A phase I pharmacokinetic and pharmcodynamic study of weekly and twice weekly OSI-774
Principal Investigator: Dr. Stephen Chia, MD - BC Cancer Agency; Dr. Karen Gelmon, MD – BC Cancer Agency
Approximately 5,400 women in Canada will die from breast cancer in 2002. Despite advances in the treatment of early and advanced breast cancer, further advances in treatment are required to improve the outcome of women with this disease. As the benefits of chemotherapy and hormonal therapy has likely reached its maximal potential, the focus now shifts to attacking specific targets involved in the cause or progression of breast cancer. One such target is the epidermal growth factor receptor (EGFR). Specific inhibitors of EGFR, such as OSI-774, has shown limited activity given on its current schedule of once daily oral dosing in advanced breast cancer. This study aims to determine the appropriate dose of OSI-774 given on different schedules, once weekly and twice weekly, in advanced cancer patients in hopes of improving the activity of this class of compounds alone and in combination with chemotherapy or hormonal therapy in breast cancer.
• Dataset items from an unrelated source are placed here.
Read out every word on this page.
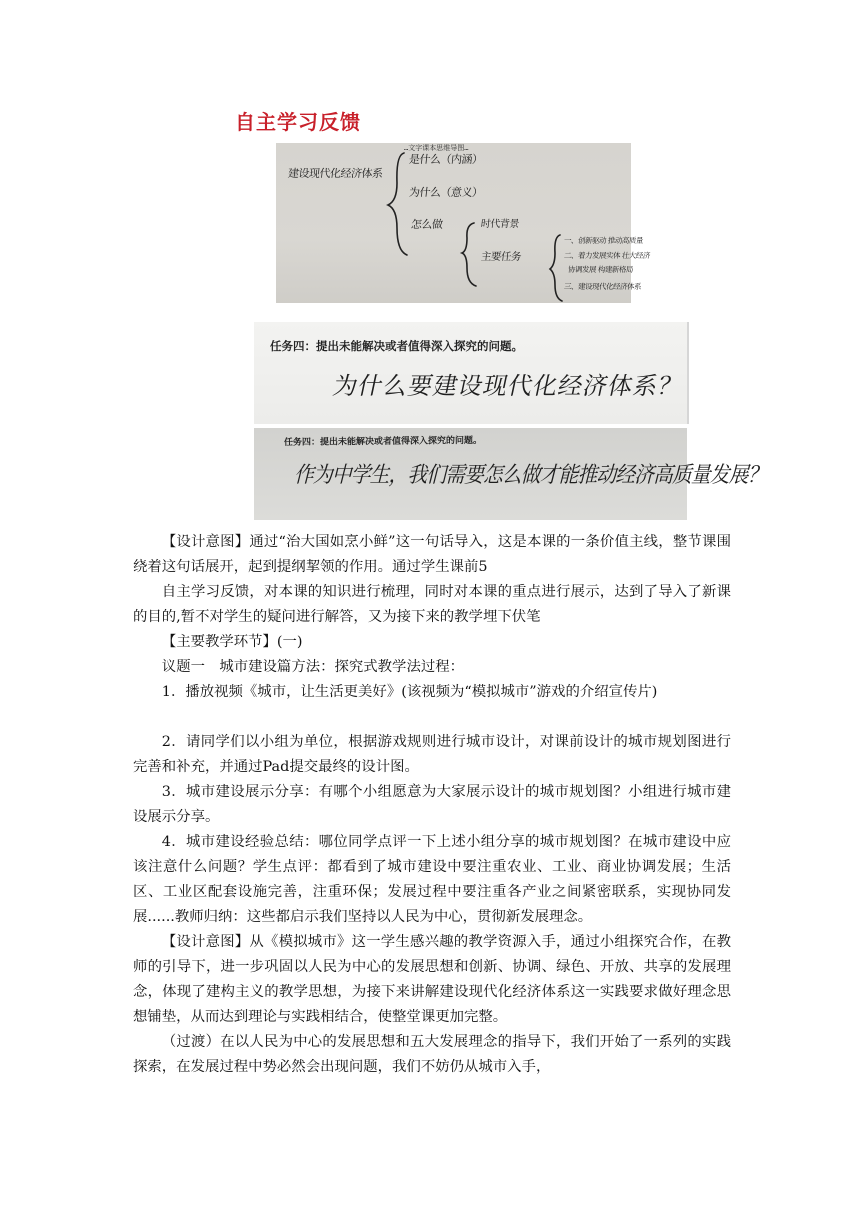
自主学习反馈
…文字课本思维导图…
建设现代化经济体系
是什么（内涵）
为什么（意义）
怎么做	时代背景
主要任务
一、创新驱动 推动高质量
二、着力发展实体 壮大经济
协调发展 构建新格局
三、建设现代化经济体系
任务四：提出未能解决或者值得深入探究的问题。
为什么要建设现代化经济体系？
任务四：提出未能解决或者值得深入探究的问题。
作为中学生，我们需要怎么做才能推动经济高质量发展？

【设计意图】通过“治大国如烹小鲜”这一句话导入，这是本课的一条价值主线，整节课围绕着这句话展开，起到提纲挈领的作用。通过学生课前5

自主学习反馈，对本课的知识进行梳理，同时对本课的重点进行展示，达到了导入了新课的目的,暂不对学生的疑问进行解答，又为接下来的教学埋下伏笔

【主要教学环节】(一)

议题一　城市建设篇方法：探究式教学法过程：

1．播放视频《城市，让生活更美好》(该视频为“模拟城市”游戏的介绍宣传片)

2．请同学们以小组为单位，根据游戏规则进行城市设计，对课前设计的城市规划图进行完善和补充，并通过Pad提交最终的设计图。

3．城市建设展示分享：有哪个小组愿意为大家展示设计的城市规划图？小组进行城市建设展示分享。

4．城市建设经验总结：哪位同学点评一下上述小组分享的城市规划图？在城市建设中应该注意什么问题？学生点评：都看到了城市建设中要注重农业、工业、商业协调发展；生活区、工业区配套设施完善，注重环保；发展过程中要注重各产业之间紧密联系，实现协同发展......教师归纳：这些都启示我们坚持以人民为中心，贯彻新发展理念。

【设计意图】从《模拟城市》这一学生感兴趣的教学资源入手，通过小组探究合作，在教师的引导下，进一步巩固以人民为中心的发展思想和创新、协调、绿色、开放、共享的发展理念，体现了建构主义的教学思想，为接下来讲解建设现代化经济体系这一实践要求做好理念思想铺垫，从而达到理论与实践相结合，使整堂课更加完整。

（过渡）在以人民为中心的发展思想和五大发展理念的指导下，我们开始了一系列的实践探索，在发展过程中势必然会出现问题，我们不妨仍从城市入手，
The role of protein elongation factor EEF1A2 in breast cancer
Principal investigator: Jonathan Lee, PhD – Hamilton Regional Cancer Centre
The development and progression of breast cancer is accompanied by changes in the DNA of the tumour. It is believed that these DNA alterations cause normal breast cells to become cancerous. The identification of DNA changes between normal and cancerous breast tissue is critically important in our ability to diagnose, treat and ultimately cure breast cancer. Common DNA changes that occur in breast cancer are deletions, where normal DNA is lost,and amplifications, where normal DNA is increased in number. The focus of this grant is the EEF1A2 gene. Previous work has shown that one quarter of human breast tumours have EEF1A2 gene amplifications, meaning that they have more copies of EEF1A2 DNA than normal breast cells. EEF1A2 is capable of increasing the growth rate of mouse and rat cells cultured in the lab. This implies that EEF1A2 promotes breast tumorigenesis. The prediction is that having more copies of the EEF1A2 gene causes breast tumour development and is associated with poor clinical outcome. One of the goals of this proposal is to test this by measuring the number of EEF1A2 genes in breast tumour samples and determining whether patients whose tumours have more EEF1A2 genes do better or poorer that those with normal copies of eEF-1a2. To this end, researchers will design antisense oligonucleotides, a promising new anti-cancer agent, that inactivate EEF1A-2 and test their ability to halt the growth of tumors in a mouse model of breast cancer.